Entre nervios, risas e ilusión, los nuevos residentes de Medicina de Familia (MIR) y Enfermería Familiar y Comunitaria (EIR) han comenzado hoy su formación en el Hospital de Alcañiz. La bienvenida, que ha tenido en el salón de actos, ha reunido a cinco residentes MIR y seis EIR, quienes iniciarán su camino en la Unidad Docente Multiprofesional de Alcañiz durante los próximos años.
Aunque en un primer momento se habían cubierto ocho plazas de Medicina, tres residentes han renunciado por motivos personales, dejando finalmente cinco plazas de MIR. A pesar de esta reducción, el equipo docente se ha mostrado optimista. "Si hace tres semanas nos hubieran dicho que iban a venir cinco residentes a nuestra unidad docente, lo hubiéramos firmado y habríamos estado encantados", ha explicado Miguel Guiu, jefe de estudios de la Unidad Docente Multiprofesional de Atención Familiar y Comunitaria de Alcañiz y tutor del centro de Caspe, el cual ha afirmado que "están encantados de tener a cinco residentes".
La incertidumbre natural del primer día ha invadido a estos enfermeros y médicos que, han escuchado con mucha atención las palabras de bienvenida de sus nuevos coordinadores. Funcionamiento de la residencia, guardias y rotatorios han sido entre muchas cosas algunos de los puntos que les han explicado. Además de ello, también han realizado una visita por las diferentes instalaciones y plantas del hospital.
En los próximos días se enfrentarán a su primera decisión: elegir centro y respectivo tutor en el municipio donde se quieran formar, en este caso las opciones varían entre Alcañiz, Andorra, Caspe e Híjar y el orden de elección será el mismo que el de sus plazas.
La incorporación de estos nuevos residentes es, según Guiu, una contribución positiva para la sanidad local, ya que está la posibilidad de que estos nuevos médicos opten por trabajar en la zona bajoaragonesa y formar parte del sistema de salud local de cara al futuro.
Además, ha aclarado que los residentes provienen de diferentes puntos de España pero también de países sudamericanos como Venezuela, Bolivia o Nicaragua, lo que refuerza la internacionalización del programa.
Una apuesta por trabajar en el medio rural
Uno de los nuevos residentes que va a comenzar su formación es María Monton, la que fue primera en elegir plaza MIR y no dudó en elegir esta ciudad: "Soy de Teruel, me gustó mucho Alcañiz, lo tengo cerca de casa y me comentaron que es muy familiar y también que la gente está muy a gusto aquí", explica, nerviosa, ante la nueva etapa que se le presenta.

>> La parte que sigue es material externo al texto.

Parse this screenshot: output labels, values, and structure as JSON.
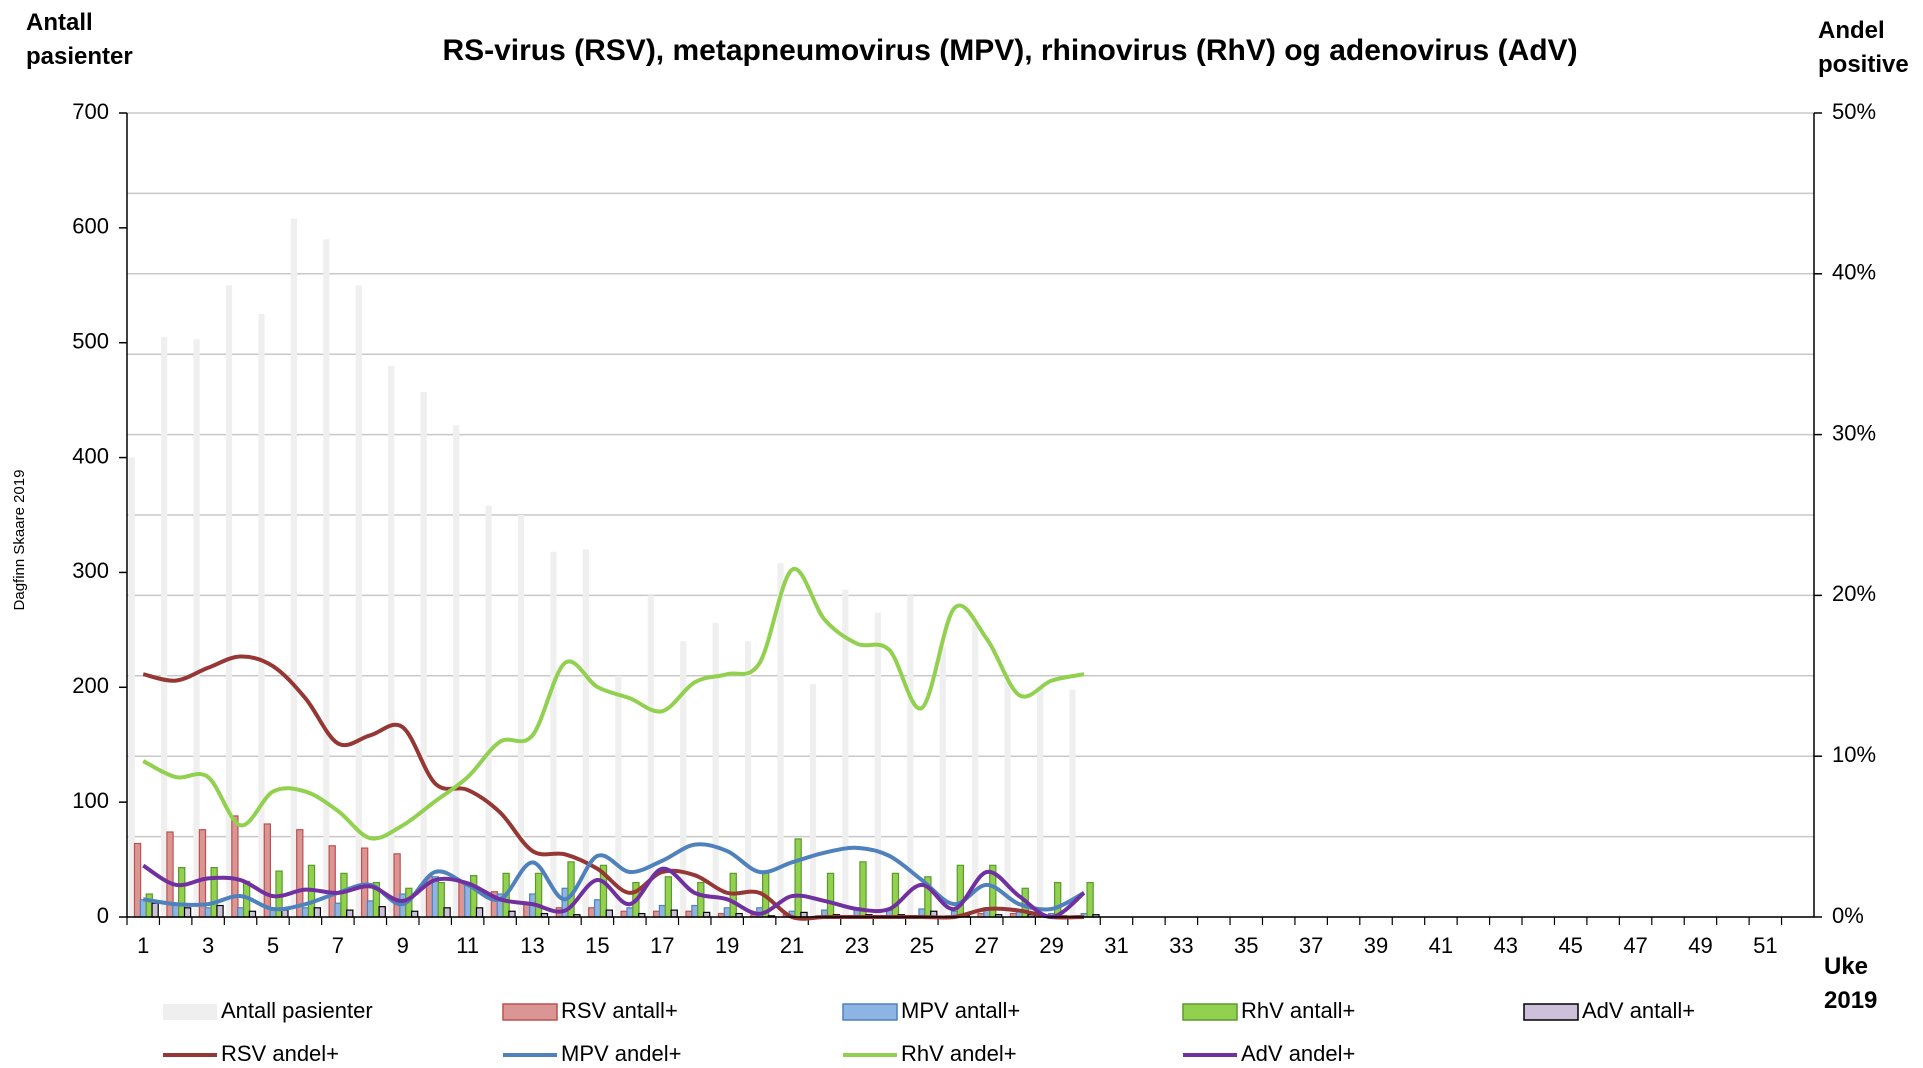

Por otra parte, Diego Griñan, también nuevo residente de Medicina de Familia, se ha mostrado ilusionado por comenzar su formación en Alcañiz, destino con el que guarda un vínculo personal. "Mi hermano ha hecho aquí la residencia, justo él termina y yo la empiezo", ha comentado, haciendo referencia a ese relevo generacional y mostrándose orgulloso de seguir los pasos de su hermano. Diego, natural de Cuenca, ha explicado que por motivos personales se trasladó el año anterior a Zaragoza y ha añadido con tono humorístico que "por coincidencias de la vida o por el destino" ha terminado en Alcañiz.
Aunque todavía quedan cuatro años de formación por delante, Diego no ha dudado en afirmar que, para él, "el medio rural es un lugar atractivo para ejercer esta profesión". Según ha indicado, la diferencia con los hospitales de las grandes ciudades es significativa. "Muchas veces estás en hospitales de las ciudades, como en Zaragoza, por ejemplo, y encuentras residentes de todas las especialidades. Aquí, en la zona rural, tenemos la suerte de poder estar con otros especialistas de otros sectores y tenerlos para nosotros solos, por así decirlo, siendo un poco egoístas". Para Diego, esto se traduce en una formación más especializada y personal.
Uno de los puntos por los que eligió esta especialidad fue por el trato con la gente, algo que también le llama la atención de la zona: "En el medio rural conoces a la gente, tienes ese trato más cercano, que es algo muy importante", ha explicado, a diferencia de las grandes ciudades, donde las personas varían constantemente y no se establece una relación tan cercana como en los pueblos o ciudades de menor tamaño.
La llegada de estos nuevos residentes es un paso crucial para la retención del talento sanitario en el medio rural, especialmente con la apertura inminente del nuevo hospital de Alcañiz. A pesar de la escasez de médicos en diversas especialidades, esta incorporación de jóvenes profesionales representa una oportunidad para fortalecer la plantilla local y asegurar la calidad de los servicios sanitarios en la comarca a largo plazo.